In Computer Science, a regular expression is a string that is used to describe sets, or subsets of character strings, using certain syntactic rules. Regular expressions represent a kind of filter criterion for texts, by matching the respective regular expression with the text. For example, it is possible to match all the words beginning with S and ending with d without having to explicitly specify the intervening letters. The regular expression for that would be: S.*d

  • Characters which are directly matched are also directly specified.

  • An arbitrary character is represented by a .

  • A character selection is represented by [abc]. A range can also be specified, e.g. by [a-zA-Z]

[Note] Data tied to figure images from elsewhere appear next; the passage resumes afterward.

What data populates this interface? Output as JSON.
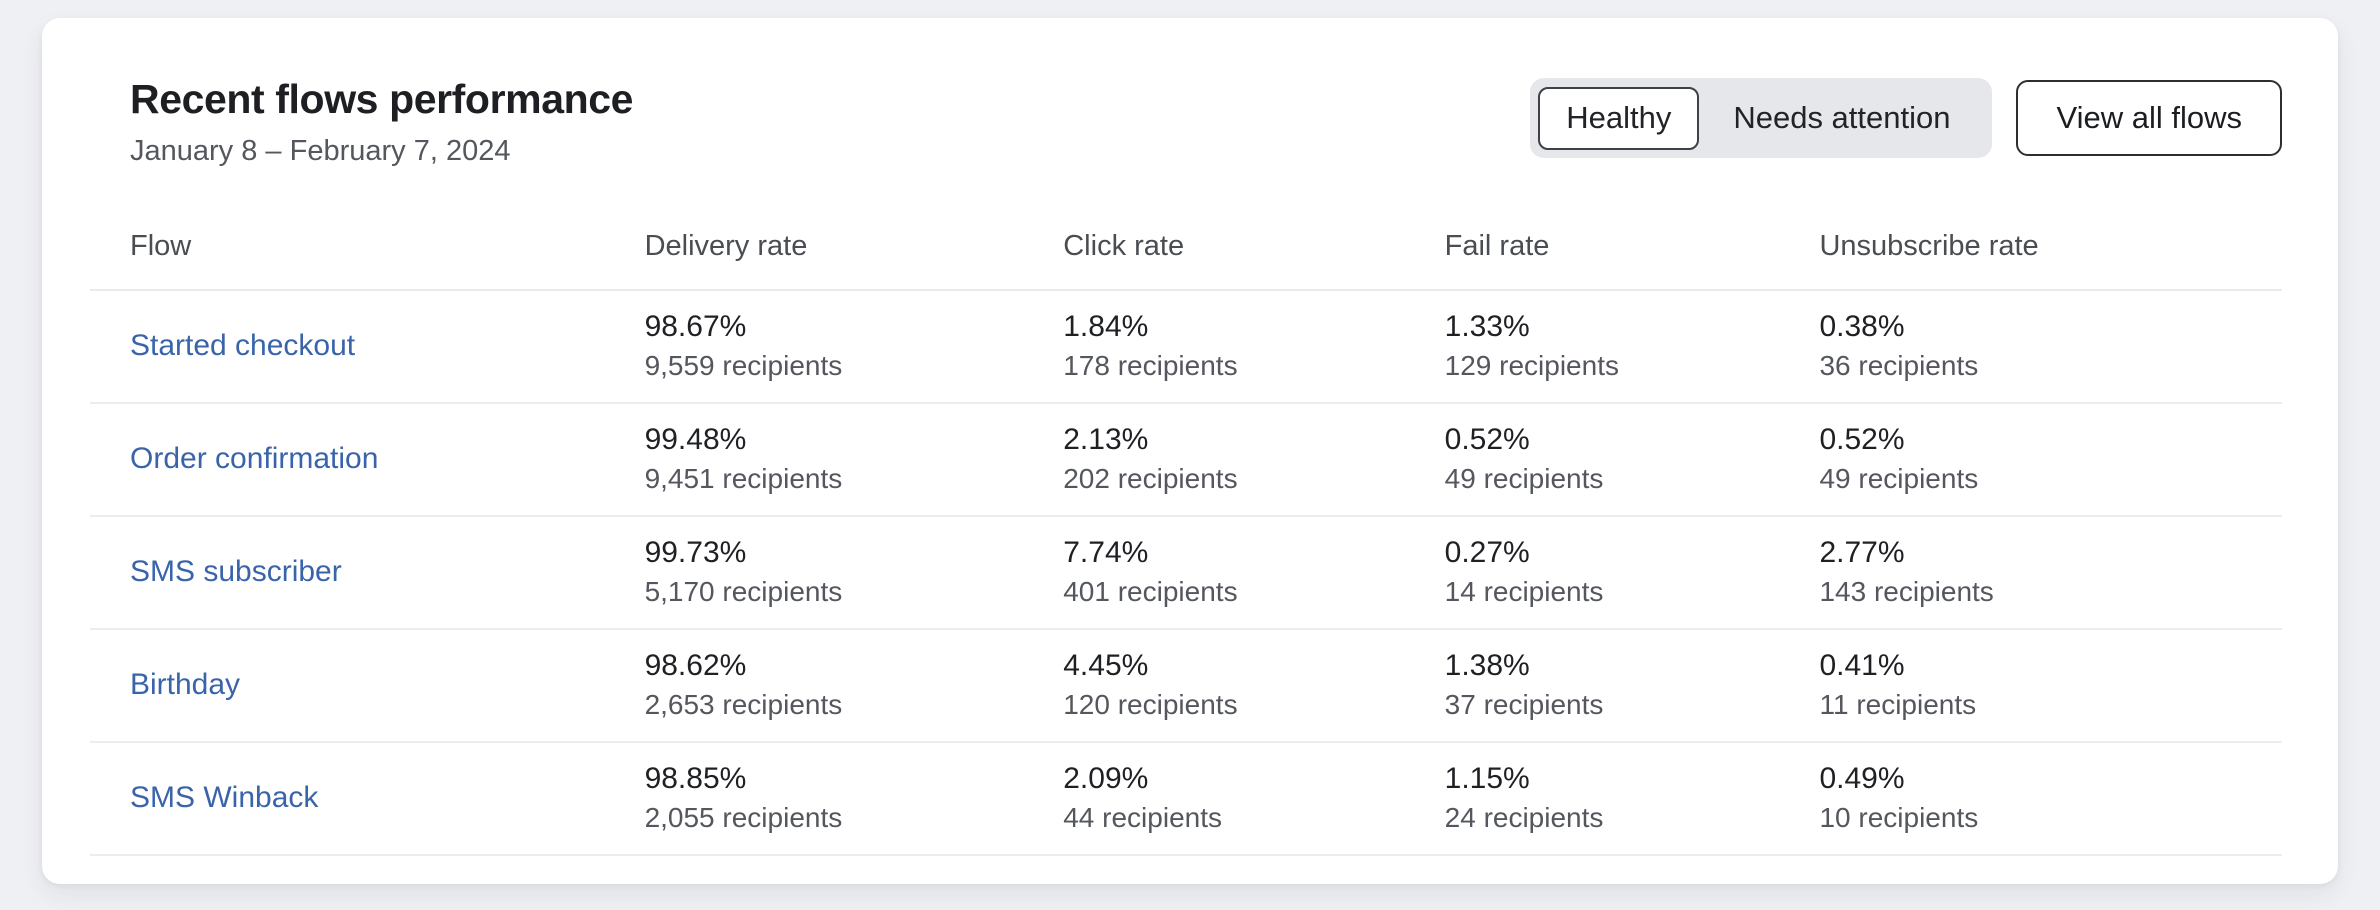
{
  "header": {
    "title": "Recent flows performance",
    "date_range": "January 8 – February 7, 2024",
    "toggle": {
      "options": [
        {
          "label": "Healthy",
          "selected": true
        },
        {
          "label": "Needs attention",
          "selected": false
        }
      ]
    },
    "view_all_label": "View all flows"
  },
  "table": {
    "columns": [
      "Flow",
      "Delivery rate",
      "Click rate",
      "Fail rate",
      "Unsubscribe rate"
    ],
    "rows": [
      {
        "flow": "Started checkout",
        "metrics": [
          {
            "value": "98.67%",
            "recipients": "9,559 recipients"
          },
          {
            "value": "1.84%",
            "recipients": "178 recipients"
          },
          {
            "value": "1.33%",
            "recipients": "129 recipients"
          },
          {
            "value": "0.38%",
            "recipients": "36 recipients"
          }
        ]
      },
      {
        "flow": "Order confirmation",
        "metrics": [
          {
            "value": "99.48%",
            "recipients": "9,451 recipients"
          },
          {
            "value": "2.13%",
            "recipients": "202 recipients"
          },
          {
            "value": "0.52%",
            "recipients": "49 recipients"
          },
          {
            "value": "0.52%",
            "recipients": "49 recipients"
          }
        ]
      },
      {
        "flow": "SMS subscriber",
        "metrics": [
          {
            "value": "99.73%",
            "recipients": "5,170 recipients"
          },
          {
            "value": "7.74%",
            "recipients": "401 recipients"
          },
          {
            "value": "0.27%",
            "recipients": "14 recipients"
          },
          {
            "value": "2.77%",
            "recipients": "143 recipients"
          }
        ]
      },
      {
        "flow": "Birthday",
        "metrics": [
          {
            "value": "98.62%",
            "recipients": "2,653 recipients"
          },
          {
            "value": "4.45%",
            "recipients": "120 recipients"
          },
          {
            "value": "1.38%",
            "recipients": "37 recipients"
          },
          {
            "value": "0.41%",
            "recipients": "11 recipients"
          }
        ]
      },
      {
        "flow": "SMS Winback",
        "metrics": [
          {
            "value": "98.85%",
            "recipients": "2,055 recipients"
          },
          {
            "value": "2.09%",
            "recipients": "44 recipients"
          },
          {
            "value": "1.15%",
            "recipients": "24 recipients"
          },
          {
            "value": "0.49%",
            "recipients": "10 recipients"
          }
        ]
      }
    ]
  },
  "colors": {
    "link": "#3a64aa",
    "toggle_selected_border": "#3e4146",
    "page_background": "#eff0f4",
    "card_background": "#ffffff"
  }
}
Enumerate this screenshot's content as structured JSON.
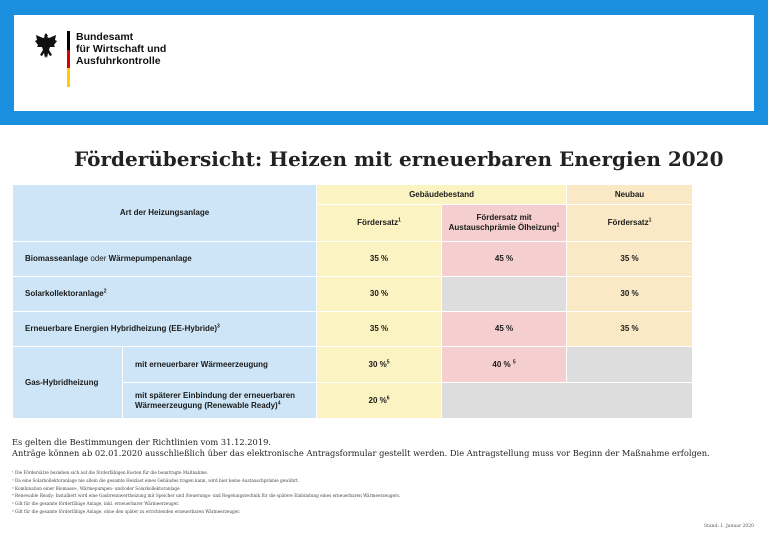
{
  "header": {
    "org_lines": [
      "Bundesamt",
      "für Wirtschaft und",
      "Ausfuhrkontrolle"
    ],
    "flag_colors": [
      "#000000",
      "#dd0000",
      "#ffcc00"
    ],
    "brand_color": "#1a8fe0",
    "logo_icon": "federal-eagle-icon"
  },
  "title": "Förderübersicht: Heizen mit erneuerbaren Energien 2020",
  "table": {
    "col_art": "Art der Heizungsanlage",
    "group_bestand": "Gebäudebestand",
    "group_neubau": "Neubau",
    "sub_foerdersatz": "Fördersatz",
    "sub_foerdersatz_sup": "1",
    "sub_oel_line1": "Fördersatz mit",
    "sub_oel_line2": "Austauschprämie Ölheizung",
    "sub_oel_sup": "1",
    "sub_neubau": "Fördersatz",
    "sub_neubau_sup": "1",
    "rows": {
      "biomasse": {
        "label_a": "Biomasseanlage ",
        "label_or": "oder",
        "label_b": " Wärmepumpenanlage",
        "bestand": "35 %",
        "oel": "45 %",
        "neubau": "35 %"
      },
      "solar": {
        "label": "Solarkollektoranlage",
        "sup": "2",
        "bestand": "30 %",
        "neubau": "30 %"
      },
      "ee_hybrid": {
        "label": "Erneuerbare Energien Hybridheizung (EE-Hybride)",
        "sup": "3",
        "bestand": "35 %",
        "oel": "45 %",
        "neubau": "35 %"
      },
      "gas": {
        "label": "Gas-Hybridheizung",
        "sub1_label": "mit erneuerbarer Wärmeerzeugung",
        "sub1_bestand": "30 %",
        "sub1_bestand_sup": "5",
        "sub1_oel": "40 % ",
        "sub1_oel_sup": "5",
        "sub2_label_line1": "mit späterer Einbindung der erneuerbaren",
        "sub2_label_line2": "Wärmeerzeugung (Renewable Ready)",
        "sub2_sup": "4",
        "sub2_bestand": "20 %",
        "sub2_bestand_sup": "6"
      }
    }
  },
  "notes": [
    "Es gelten die Bestimmungen der Richtlinien vom 31.12.2019.",
    "Anträge können ab 02.01.2020 ausschließlich über das elektronische Antragsformular gestellt werden. Die Antragstellung muss vor Beginn der Maßnahme erfolgen."
  ],
  "footnotes": [
    "¹ Die Fördersätze beziehen sich auf die förderfähigen Kosten für die beantragte Maßnahme.",
    "² Da eine Solarkollektoranlage nie allein die gesamte Heizlast eines Gebäudes tragen kann, wird hier keine Austauschprämie gewährt.",
    "³ Kombination einer Biomasse-, Wärmepumpen- und/oder Solarkollektoranlage",
    "⁴ Renewable Ready: Installiert wird eine Gasbrennwertheizung mit Speicher und Steuerungs- und Regelungstechnik für die spätere Einbindung eines erneuerbaren Wärmeerzeugers.",
    "⁵ Gilt für die gesamte förderfähige Anlage, inkl. erneuerbarer Wärmeerzeuger.",
    "⁶ Gilt für die gesamte förderfähige Anlage, ohne den später zu errichtenden erneuerbaren Wärmeerzeuger."
  ],
  "stand": "Stand: 1. Januar 2020"
}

Quantifiers can be used for the preceding expression, to be allowed in a variety of multiplicities in the string.


?

The preceding expression is optional. It may occur once, but it does not have to, i. e. the expression does not occur or once.

+

The preceding expression must occur at least once, but it may also occur several times.

*

The preceding expression may occur any number of times (including zero times).

{n}

The preceding expression must occur exactly n times.

{min,}

The preceding expression must occur at least min times.

{,max}

The preceding expression can occur a maximum of max times.

{min,max}

The preceding expression must occur at least min times and can occur a maximum of max times.


Regular expressions always work line by line. If a regular expression is to go over several lines of text, the operator (?s) must be prefixed.

Tools


There is a plugin to support the development of regular expressions. On the Internet, you will find numerous tutorials and tips to learn more about regular expressions.